L’intérim est une forme de contrat à laquelle de plus en plus de travailleurs sont confrontés. Constituant une main d’oeuvre flexible dont on peut se débarasser facilement, de nombreux patrons ont recours aux travailleurs intérimaires pour des motifs qui, bien souvent, n’ont aucun rapport avec les motifs légaux du recours à l’intérim.

Pour de nombreux travailleurs, l’intérim est une impasse de laquelle il est très difficile de sortir. Offrant peu de perspectives de stabilité, tant d’un point de vue professionnel que familial, le recours à des contrats intérimaires doit rester une exception pour des motifs précis et limités dans le temps.

Intérimaires : STOP à la précarité

Avec leur contrat renouvelé de semaine en semaine, parfois de jour en jour, les intérimaires sont parmi les travailleurs les plus précaires.

Lorsqu’on est intérimaire, impossible de pouvoir envisager l’avenir. Investir dans une maison, une voiture ou même envisager d’avoir des enfants est bien souvent difficile. Même l’accès au logement est plus compliqué que lorsqu’on dispose d’un CDI.

De plus, travailler comme intérimaire, c’est souvent accepter d’accomplir les tâches que les autres refusent, c’est parfois aussi se refuser de faire respecter ses propres droits.

Les employeurs raffolent des contrats d’intérim. Un intérimaire est plus malléable, servile et docile qu’un travailleur sous CDI car un intérimaire doit se taire devant son patron s’il veut, un jour peut-être, avoir la chance d’obtenir le précieux CDI.

La crise a prouvé que les intérimaires sont la chair à canon des employeurs. En Belgique, en un an, le chômage a augmenté de 10%, notamment à cause du non renouvellement des contrats d’intérim.

Pour limiter l’intérim, nous réclamons que le nombre de contrats d’intérim successifs qu’un employeur peut conclure soit limité et donne droit à un CDI. Cela permettra de lutter contre les contrats journaliers et hebdomadaires et ainsi stabiliser la situation des travailleurs intérimaires.

Par exemple : après 4 contrats d’intérim, l’employeur serait obligé d’engager le travailleur sous CDI.
Pour pouvoir recourir à des travailleurs intérimaires, les employeurs doivent en demander l’autorisation.
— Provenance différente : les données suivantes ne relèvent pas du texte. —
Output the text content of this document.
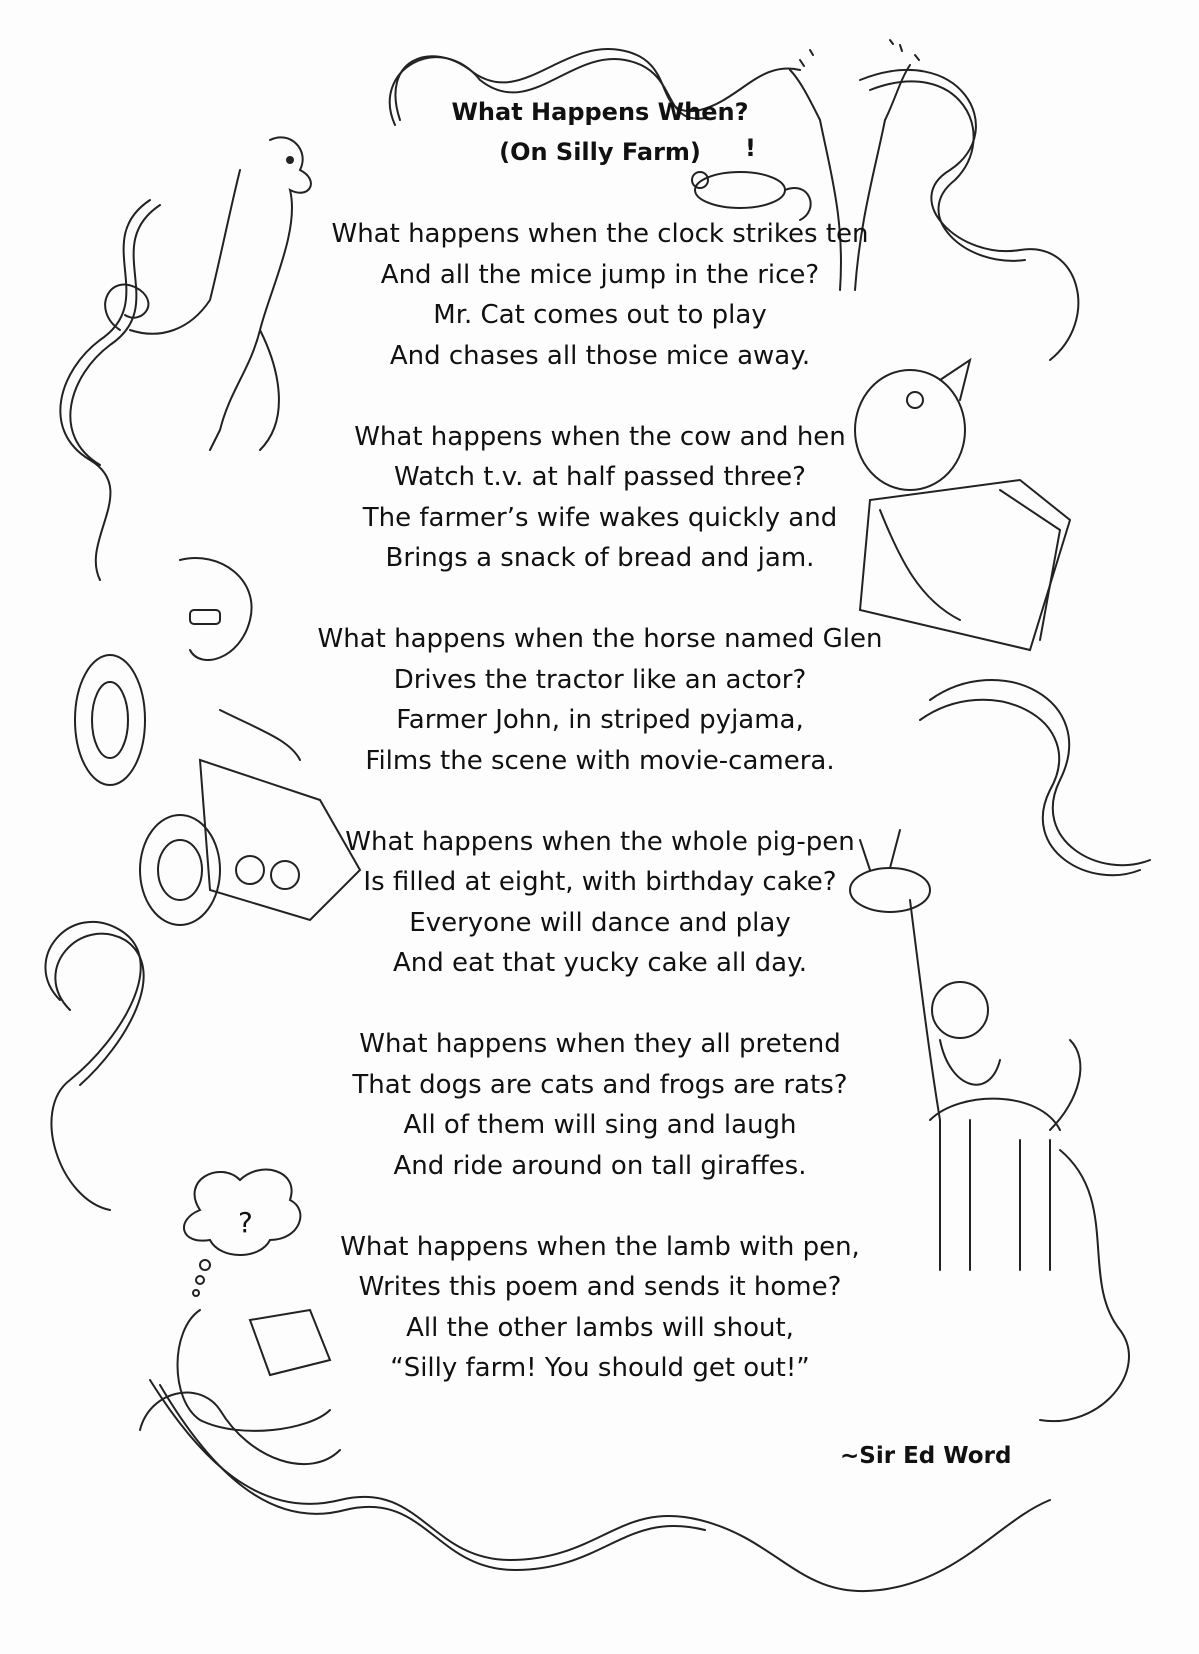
What Happens When?
(On Silly Farm)	!
What happens when the clock strikes ten
And all the mice jump in the rice?
Mr. Cat comes out to play
And chases all those mice away.
What happens when the cow and hen
Watch t.v. at half passed three?
The farmer’s wife wakes quickly and
Brings a snack of bread and jam.
What happens when the horse named Glen
Drives the tractor like an actor?
Farmer John, in striped pyjama,
Films the scene with movie-camera.
What happens when the whole pig-pen
Is filled at eight, with birthday cake?
Everyone will dance and play
And eat that yucky cake all day.
What happens when they all pretend
That dogs are cats and frogs are rats?
All of them will sing and laugh
And ride around on tall giraffes.
What happens when the lamb with pen,
Writes this poem and sends it home?
All the other lambs will shout,
“Silly farm! You should get out!”
?
~Sir Ed Word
Cette autorisation détermine la durée et le poste de travail occupé par les intérimaires. Nous réclamons que la durée des contrats d’intérim conclus soit équivalente à la demande d’autorisation ou du moins à la durée nécessaire à l’employeur.

Par exemple : l’employeur qui a besoin d’un intérimaire pendant 3 mois pour une tâche déterminée devra proposer un contrat de 3 mois à l’intérimaire.